Lo han conseguido, pues. Como quien rehabilita una iglesia gótica, han logrado restaurar perfectamente el odio que habíamos olvidado con las palabras de don Manuel Azaña: Paz, Piedad, Perdón. Ahora es todo lo contrario: ni Paz, porque no la habrá hasta que los que perdieron la guerra la ganen ahora, al cabo de 80 años; ni Piedad, porque los fachas nos tienen rodeados y hay que hacerlos galopar hasta enterrarlos en el mar; ni Perdón, porque esto de que cada cual pueda decir lo que quiera y votar a la derecha si le da la gana no tiene perdón de Dios. Esto es lo que hay. Estas son las dos Españas a grandes brochazos. La gente se alinea en una de ellas, como quien se apunta a un banderín de enganche hasta «la lucha final». Como la España de Joselito y Belmonte, ahora está la de Morante y Roca Rey. Y muchas más. Sin ir más lejos, la España que veta a Rajoy como presidente del Gobierno y la que no lo veta, despreciando ambas a los millones que lo votan, si me permiten el juego de palabras. A mí no me sirven ninguna de esas actuales dos Españas. Incluso ni la imposible Tercera España de Chaves Nogales, que consistía en que lo mismo podían fusilarte los de un bando que los del otro. No, no voy por ese camino. Yo no divido a España y a sus habitantes en populares y socialistas, ni en separatistas y constitucionalistas, ni en comunistas descalzos de la nueva observancia de los coletudos descamisados de Podemos y los comunistas calzados de la vieja observancia del Partido, del único partido que dio la cara frente al franquismo, porque el PSOE era un tardío invento de los protegidos de Bonn y de Washington, cuyos componentes cabían en un taxi y nunca piaron frente a la dictadura, más que cuando el «The End» de aquella triste película se adivinaba ya cercano.
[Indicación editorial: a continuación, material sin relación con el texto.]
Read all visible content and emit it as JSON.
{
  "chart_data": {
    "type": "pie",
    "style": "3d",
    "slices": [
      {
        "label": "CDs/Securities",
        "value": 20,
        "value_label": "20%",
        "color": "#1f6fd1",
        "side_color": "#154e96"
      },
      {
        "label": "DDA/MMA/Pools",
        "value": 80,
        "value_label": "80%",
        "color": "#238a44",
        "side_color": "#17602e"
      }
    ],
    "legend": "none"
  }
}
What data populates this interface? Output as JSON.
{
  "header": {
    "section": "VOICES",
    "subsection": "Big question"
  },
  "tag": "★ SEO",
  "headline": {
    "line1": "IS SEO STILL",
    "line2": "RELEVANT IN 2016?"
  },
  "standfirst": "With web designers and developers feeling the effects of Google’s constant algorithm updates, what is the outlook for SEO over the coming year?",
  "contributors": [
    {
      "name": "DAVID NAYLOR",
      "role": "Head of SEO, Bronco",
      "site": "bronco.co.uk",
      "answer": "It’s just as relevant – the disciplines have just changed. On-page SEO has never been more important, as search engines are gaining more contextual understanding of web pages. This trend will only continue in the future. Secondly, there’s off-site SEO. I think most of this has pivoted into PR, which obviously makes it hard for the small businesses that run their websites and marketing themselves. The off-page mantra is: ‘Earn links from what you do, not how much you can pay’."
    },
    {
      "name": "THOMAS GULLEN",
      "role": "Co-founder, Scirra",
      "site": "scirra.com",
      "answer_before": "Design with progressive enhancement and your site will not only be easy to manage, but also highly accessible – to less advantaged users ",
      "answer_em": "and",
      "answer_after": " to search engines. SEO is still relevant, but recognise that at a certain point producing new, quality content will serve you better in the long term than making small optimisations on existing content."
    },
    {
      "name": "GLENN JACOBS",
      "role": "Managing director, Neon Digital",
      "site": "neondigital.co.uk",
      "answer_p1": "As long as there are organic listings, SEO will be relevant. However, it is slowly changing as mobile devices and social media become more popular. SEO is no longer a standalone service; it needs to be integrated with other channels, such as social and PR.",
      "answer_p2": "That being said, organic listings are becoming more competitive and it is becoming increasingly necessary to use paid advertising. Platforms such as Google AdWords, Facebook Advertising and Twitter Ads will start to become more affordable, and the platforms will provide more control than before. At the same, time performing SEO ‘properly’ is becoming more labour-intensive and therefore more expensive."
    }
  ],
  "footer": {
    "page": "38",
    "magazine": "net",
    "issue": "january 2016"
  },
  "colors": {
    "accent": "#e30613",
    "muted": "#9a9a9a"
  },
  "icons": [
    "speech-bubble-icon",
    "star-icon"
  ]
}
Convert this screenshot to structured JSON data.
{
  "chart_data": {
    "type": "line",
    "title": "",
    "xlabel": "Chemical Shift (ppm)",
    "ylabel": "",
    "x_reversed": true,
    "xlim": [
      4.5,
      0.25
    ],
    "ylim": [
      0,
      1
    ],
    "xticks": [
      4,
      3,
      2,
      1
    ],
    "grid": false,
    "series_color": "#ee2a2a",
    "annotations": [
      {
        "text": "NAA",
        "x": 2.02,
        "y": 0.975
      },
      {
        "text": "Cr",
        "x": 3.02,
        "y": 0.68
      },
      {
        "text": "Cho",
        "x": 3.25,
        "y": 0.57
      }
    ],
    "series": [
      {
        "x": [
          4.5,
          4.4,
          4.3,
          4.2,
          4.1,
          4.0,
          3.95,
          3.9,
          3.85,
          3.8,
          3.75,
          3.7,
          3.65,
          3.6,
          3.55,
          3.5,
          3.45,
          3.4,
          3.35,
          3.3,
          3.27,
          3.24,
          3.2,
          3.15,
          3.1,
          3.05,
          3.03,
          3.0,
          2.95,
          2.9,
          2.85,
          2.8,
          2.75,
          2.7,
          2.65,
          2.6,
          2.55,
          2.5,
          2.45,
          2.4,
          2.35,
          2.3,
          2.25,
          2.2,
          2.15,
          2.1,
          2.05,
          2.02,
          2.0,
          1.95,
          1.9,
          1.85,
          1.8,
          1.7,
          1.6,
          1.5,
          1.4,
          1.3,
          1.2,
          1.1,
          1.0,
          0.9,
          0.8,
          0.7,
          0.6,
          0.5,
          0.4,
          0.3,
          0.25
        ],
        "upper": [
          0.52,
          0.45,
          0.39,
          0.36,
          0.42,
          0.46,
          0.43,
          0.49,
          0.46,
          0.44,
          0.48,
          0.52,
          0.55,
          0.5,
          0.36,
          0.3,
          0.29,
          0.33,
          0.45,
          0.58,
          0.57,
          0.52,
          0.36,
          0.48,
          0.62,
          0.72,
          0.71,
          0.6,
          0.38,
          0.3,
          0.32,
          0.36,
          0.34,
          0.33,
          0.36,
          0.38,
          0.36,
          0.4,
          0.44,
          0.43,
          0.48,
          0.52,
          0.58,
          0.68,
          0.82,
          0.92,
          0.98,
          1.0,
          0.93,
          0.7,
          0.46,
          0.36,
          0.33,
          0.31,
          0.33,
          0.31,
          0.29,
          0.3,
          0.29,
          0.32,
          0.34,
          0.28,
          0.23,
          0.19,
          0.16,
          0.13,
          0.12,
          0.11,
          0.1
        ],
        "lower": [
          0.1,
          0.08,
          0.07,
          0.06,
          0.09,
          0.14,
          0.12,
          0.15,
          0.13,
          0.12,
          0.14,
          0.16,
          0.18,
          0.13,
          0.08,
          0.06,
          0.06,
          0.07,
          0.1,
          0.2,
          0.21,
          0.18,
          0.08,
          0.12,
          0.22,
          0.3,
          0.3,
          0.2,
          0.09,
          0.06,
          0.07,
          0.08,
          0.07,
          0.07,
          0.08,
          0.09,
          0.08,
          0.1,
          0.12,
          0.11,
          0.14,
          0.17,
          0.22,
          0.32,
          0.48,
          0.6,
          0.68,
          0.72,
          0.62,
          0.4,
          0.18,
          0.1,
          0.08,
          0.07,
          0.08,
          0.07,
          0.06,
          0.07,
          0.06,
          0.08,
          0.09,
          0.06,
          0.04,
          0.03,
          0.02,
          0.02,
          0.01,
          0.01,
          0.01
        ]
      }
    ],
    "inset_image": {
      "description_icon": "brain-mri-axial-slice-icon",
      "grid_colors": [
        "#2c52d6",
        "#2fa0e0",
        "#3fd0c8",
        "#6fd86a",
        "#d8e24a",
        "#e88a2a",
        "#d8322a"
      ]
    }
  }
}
No divido a la gente de nuestras inevitables dos Españas en conservadores y progresistas, ni en taurinos y antitaurinos, ni en creyentes y agnósticos, ni en pro yanquis y antiamericanos, ni en europeístas y euroescépticos, ni en tolerantes e intransigentes, y sigan poniendo todas las parejas de particiones que hoy causan grave quebranto a la concordia en nuestra Patria. Mis dos Españas son más sencillas, prácticas y placenteras: divido a los españoles en los que tienen educación y los que no la conocen; en los agradables y los desagradables; en la gente con principios y en los «nolacos», los que no-la-co-nocen (la vergüenza). En vez de preocuparnos tanto por desenterrar odios, deberíamos habernos aplicado en generar educación, cortesía, urbanidad, todas las elementales formas de convivencia que ahora llaman burguesas. Algo tan simple como pedir las cosas «por favor» y que te den las «gracias». Tan elemental como hablar de usted a los que no conocemos. Pero ya te tutea hasta la puñetera niña de Vodafone que te despierta de la siesta prometiéndote el paraíso telefónico. Igual que hay enseñanza obligatoria, tendría que existir la educación obligatoria en Urbanidad, en esta España ineducada en la que sí que no hay divisiones: todos son cada vez más desagradables, descorteses y antipáticos.